The company boasts spray dryers from the lab scale to PSD3 at its original facility in East Windsor, in addition to the pair of large-scale machines about to be activated at the campus' new facility. 

“We’re going for a single, unified site with capabilities across the campus to do drug substance through finished drug product under one governance and quality system,” Basile told Fierce. 

Longer term, Hovione has 15 acres of additional real estate at the site that it plans to use for future spray drying capacity increases, Basile noted. Over the next 5 to 10 years, Hovione expects to continue to develop the New Jersey campus across more than 200,000 square feet. 

Meanwhile, separate from the ASD moves, Hovione also plans to operationalize a next-generation continuous tableting line—in partnership with supplier GEA and its continuous direct compression (CDC) tech—at the campus in the near- to mid-term, Basile said. He described the tech as “great for potent products” and noted that it has the ability to perform both batch and continuous manufacturing runs.

While Basile couldn’t share specific figures, he noted that the company “staffed up fairly significantly in New Jersey in preparation for the expansion,” noting that Hovione’s overall workforce has recently grown to more than 2,500 people globally.

The $100 million poured into this cycle of Hovione’s New Jersey investment forms part of a broader expansion exceeding $400 million across multiple global sites, he added. 

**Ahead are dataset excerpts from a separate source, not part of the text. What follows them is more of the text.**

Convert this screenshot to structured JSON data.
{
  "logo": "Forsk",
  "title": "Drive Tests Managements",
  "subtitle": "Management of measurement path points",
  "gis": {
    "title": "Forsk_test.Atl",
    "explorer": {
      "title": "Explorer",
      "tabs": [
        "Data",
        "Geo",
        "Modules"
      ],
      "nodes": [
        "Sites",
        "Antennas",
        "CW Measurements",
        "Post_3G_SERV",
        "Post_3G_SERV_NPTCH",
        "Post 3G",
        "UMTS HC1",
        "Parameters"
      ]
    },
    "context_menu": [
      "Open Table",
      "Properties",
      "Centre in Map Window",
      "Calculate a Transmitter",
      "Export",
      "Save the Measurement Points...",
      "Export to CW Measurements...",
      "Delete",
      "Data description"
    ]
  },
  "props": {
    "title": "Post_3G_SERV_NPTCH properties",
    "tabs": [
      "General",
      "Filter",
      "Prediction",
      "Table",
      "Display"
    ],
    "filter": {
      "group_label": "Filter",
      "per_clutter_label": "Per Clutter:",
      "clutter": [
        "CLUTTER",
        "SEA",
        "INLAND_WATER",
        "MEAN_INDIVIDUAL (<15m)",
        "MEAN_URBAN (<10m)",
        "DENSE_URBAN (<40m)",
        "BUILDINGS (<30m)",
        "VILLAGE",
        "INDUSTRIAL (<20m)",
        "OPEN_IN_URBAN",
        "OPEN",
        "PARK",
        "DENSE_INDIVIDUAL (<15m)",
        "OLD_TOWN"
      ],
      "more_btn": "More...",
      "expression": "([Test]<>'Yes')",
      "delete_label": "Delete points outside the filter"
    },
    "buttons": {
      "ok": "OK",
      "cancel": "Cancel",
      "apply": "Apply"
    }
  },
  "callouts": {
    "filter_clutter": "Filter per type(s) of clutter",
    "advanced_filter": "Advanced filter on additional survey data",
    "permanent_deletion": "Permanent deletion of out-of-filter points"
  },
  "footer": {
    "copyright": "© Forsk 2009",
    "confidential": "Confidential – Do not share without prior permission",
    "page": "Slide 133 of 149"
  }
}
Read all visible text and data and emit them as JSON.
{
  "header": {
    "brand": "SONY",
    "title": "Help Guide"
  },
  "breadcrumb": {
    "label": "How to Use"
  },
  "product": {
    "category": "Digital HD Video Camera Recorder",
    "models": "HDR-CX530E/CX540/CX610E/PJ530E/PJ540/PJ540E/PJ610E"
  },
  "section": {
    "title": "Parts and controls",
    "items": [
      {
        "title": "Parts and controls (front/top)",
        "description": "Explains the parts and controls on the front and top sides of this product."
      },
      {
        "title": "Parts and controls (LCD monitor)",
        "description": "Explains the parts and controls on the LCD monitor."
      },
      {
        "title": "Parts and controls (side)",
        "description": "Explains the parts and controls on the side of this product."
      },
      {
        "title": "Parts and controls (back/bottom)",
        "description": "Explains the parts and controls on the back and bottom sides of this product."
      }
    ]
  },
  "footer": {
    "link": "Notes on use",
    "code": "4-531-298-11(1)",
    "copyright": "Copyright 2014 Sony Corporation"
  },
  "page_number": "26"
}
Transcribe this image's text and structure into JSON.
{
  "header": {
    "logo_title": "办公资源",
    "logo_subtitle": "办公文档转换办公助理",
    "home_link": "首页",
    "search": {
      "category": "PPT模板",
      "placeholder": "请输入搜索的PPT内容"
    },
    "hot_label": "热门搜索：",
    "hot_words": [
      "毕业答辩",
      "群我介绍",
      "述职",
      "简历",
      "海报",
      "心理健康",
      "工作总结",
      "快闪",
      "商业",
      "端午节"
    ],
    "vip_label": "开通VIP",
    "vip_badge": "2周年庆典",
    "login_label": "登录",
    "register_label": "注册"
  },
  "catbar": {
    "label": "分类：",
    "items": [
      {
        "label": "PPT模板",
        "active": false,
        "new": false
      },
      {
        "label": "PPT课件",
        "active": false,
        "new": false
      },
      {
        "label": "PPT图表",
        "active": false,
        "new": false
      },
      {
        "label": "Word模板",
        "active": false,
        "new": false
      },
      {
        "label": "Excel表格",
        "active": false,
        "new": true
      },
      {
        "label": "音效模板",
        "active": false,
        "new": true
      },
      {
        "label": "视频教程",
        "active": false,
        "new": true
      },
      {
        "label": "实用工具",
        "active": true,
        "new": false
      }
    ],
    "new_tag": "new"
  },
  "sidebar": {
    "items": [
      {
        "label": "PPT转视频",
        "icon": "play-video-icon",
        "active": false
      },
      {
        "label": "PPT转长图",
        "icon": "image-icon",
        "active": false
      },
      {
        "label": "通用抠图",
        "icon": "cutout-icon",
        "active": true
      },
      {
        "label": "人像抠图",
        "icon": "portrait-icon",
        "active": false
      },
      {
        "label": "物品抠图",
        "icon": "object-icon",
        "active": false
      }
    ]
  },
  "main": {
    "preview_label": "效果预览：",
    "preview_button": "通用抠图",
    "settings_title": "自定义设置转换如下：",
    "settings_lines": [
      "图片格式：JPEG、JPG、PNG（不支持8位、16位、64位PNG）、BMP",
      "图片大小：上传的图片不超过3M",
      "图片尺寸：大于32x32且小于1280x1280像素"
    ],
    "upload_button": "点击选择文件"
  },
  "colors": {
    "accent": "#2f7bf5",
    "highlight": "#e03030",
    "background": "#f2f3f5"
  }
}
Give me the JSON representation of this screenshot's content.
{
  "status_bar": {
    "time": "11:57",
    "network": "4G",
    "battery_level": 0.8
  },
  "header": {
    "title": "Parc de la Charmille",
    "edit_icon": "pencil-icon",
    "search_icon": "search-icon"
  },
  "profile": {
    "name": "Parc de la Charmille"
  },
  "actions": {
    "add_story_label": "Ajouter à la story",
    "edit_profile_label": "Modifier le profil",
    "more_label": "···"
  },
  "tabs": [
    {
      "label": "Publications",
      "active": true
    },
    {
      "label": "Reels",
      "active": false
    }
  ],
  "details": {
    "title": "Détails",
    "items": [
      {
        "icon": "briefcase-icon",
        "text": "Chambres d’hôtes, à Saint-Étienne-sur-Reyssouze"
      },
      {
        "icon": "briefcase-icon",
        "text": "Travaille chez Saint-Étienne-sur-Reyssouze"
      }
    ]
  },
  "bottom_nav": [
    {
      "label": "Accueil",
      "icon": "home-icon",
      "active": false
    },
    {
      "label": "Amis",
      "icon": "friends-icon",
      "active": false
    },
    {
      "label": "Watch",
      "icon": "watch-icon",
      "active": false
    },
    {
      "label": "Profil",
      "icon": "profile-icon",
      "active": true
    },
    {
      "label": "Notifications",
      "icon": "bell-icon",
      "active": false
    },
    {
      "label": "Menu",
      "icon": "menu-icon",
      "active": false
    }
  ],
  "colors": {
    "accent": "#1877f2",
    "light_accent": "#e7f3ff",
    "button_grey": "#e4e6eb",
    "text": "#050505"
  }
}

Now, with those site upgrades coming online in the Garden State and other locales like Ireland, where Hovione has beefed up capacity in recent years, 2026 is “more of a year to operationalize some of the ongoing expansion activities,” Basile said. 

Hovione has historically worked mostly with small- and medium-scale biotechs, but more recently it has added “19 of the top 20 large pharma companies” to its roster of clients, according to Basile. 

“We’re seeing a lot more partnerships with them,” said the executive. “We like to partner and be an extension of our client’s workforce, if you will. And really, their project becomes our mission.” 

With that growing roster of clients, Basile said that recent threats of U.S. tariffs and other policy-tinged trade volatility “don’t really directly affect us,” although he caveated that Hovione has experienced “minor cost implications on some supplies” and raw materials amid global market fluctuations. 

“I think the trend toward regional supply chains is really impacting the industry,” Basile said of the broader reshoring zeal that has gripped governments and drugmakers throughout the decade. 

“We’re seeing a flurry of tech transfers into the U.S.,” he continued. “Our clients are looking more and more to bring dual supply and sourcing across both sides of the Atlantic.”